Yoga is a system of practices aimed at freeing ourselves from these human minds of ours, which pretty much torture us on a daily basis. The world deals us real and terrible blows and challenges. Some of us much more than others. But the filter through which we experience them – our egos and our minds- is pretty important too. When we’re falling in love, someone cutting in front of us in line might not matter a bit. When we’ve already had a bad day, it can enrage us. In yoga we work to observe that filter, understand it a bit better, and maybe separate ourselves from it.
The physical part of yoga was intended to be a small aspect of this system, a way for monks to prepare their bodies to sit in meditation for long periods. Meditation is really the focal point of classical yoga.
Swami Vivekenanda is credited with “introducing yoga to the west” at the Parliament of World Religions in Chicago in 1893. In the West we latched on to the physical aspect of yoga – Hatha yoga – and ran with it. What we know as yoga in America started to catch on in California in the fifties. American yoga is a Wild West of varied interpretations and styles. Very broadly speaking, you’ll find yoga more strictly physical in gyms with more of the spiritual and philosophical aspects of yoga included in studio classes. Lots of people come to yoga first as fitness, then realize there is much more to it.
The practice can be richest when we see our body, and our experience on the mat as a metaphor for the human experience. We have to overcome self-doubt and what we think others are thinking of us and previous notions of what we think we can do. We have to adapt the poses to work for our particular bodies and know that what we are doing might be completely different from what others are doing - and that’s ok. We strive to be forgiving and accepting of ourselves. We can notice things about ourselves and how our perspective changes with tiny physical or mental shifts.

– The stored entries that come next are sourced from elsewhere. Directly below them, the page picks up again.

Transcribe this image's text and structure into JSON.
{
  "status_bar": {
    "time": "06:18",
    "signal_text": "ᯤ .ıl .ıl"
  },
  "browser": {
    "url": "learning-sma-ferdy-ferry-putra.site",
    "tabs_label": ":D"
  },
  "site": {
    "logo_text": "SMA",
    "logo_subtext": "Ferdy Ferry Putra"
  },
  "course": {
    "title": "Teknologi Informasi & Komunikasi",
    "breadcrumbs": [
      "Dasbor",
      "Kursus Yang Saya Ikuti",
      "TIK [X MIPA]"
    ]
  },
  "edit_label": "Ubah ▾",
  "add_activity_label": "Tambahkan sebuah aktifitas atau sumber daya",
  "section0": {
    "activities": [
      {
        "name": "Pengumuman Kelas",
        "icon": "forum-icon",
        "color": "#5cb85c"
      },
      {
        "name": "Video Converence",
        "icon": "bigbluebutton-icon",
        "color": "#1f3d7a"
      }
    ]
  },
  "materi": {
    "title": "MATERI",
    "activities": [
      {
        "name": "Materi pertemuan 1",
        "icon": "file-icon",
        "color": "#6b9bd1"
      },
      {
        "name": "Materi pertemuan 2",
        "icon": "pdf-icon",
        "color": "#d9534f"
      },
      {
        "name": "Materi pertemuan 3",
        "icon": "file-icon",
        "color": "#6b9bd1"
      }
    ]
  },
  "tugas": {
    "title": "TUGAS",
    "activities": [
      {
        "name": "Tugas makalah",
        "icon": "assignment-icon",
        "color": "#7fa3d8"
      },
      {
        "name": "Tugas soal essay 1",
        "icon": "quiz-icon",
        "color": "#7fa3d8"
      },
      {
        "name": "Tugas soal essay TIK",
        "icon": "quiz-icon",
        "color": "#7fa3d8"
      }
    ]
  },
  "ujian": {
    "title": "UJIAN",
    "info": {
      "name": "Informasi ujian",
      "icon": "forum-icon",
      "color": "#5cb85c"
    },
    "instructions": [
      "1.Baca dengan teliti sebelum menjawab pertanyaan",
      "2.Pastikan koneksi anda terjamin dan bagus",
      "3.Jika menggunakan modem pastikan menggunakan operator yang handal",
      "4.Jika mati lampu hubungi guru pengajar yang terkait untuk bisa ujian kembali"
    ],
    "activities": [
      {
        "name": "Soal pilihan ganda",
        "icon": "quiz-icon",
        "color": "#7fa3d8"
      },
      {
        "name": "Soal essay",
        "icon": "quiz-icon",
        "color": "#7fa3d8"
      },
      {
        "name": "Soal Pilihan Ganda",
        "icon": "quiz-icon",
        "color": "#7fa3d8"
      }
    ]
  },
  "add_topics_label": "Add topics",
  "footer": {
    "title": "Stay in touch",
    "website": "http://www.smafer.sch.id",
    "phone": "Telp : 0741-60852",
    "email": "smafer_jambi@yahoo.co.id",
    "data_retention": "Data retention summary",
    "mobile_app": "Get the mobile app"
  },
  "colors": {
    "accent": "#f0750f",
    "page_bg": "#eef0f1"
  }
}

In our yoga discussion group Greg described his “a-ha” moment in yoga when he realized it would all be easier if he relaxed and got out of his own way. That his own tension was what was making it difficult for him to get into a pose. There is much to learn and experience during a yoga practice, if we tune in to it.
There is a magic that happens when you practice in community and can feel the energy in the room, witness people working to be their best selves. There is another kind of magic that comes from practicing at home alone, and going entirely inward. It’s all good.
Yoga, like many things, takes time and consistency. Over time, bodies change. Perspective changes. We’re on a journey to increase consciousness and awareness, to free our minds from thought patterns that hurt us. To quiet the DMV and Facebook and the border crisis and our children and all we have lost and what we hope to gain and who society tells us we should be.
We practice being human, our outer and inner fitness improves, and hopefully we take that out into the world with us and live our yoga.
-with gratitude to Danielle, Jess, Andrea, Teri, Greg, Amy and Tom.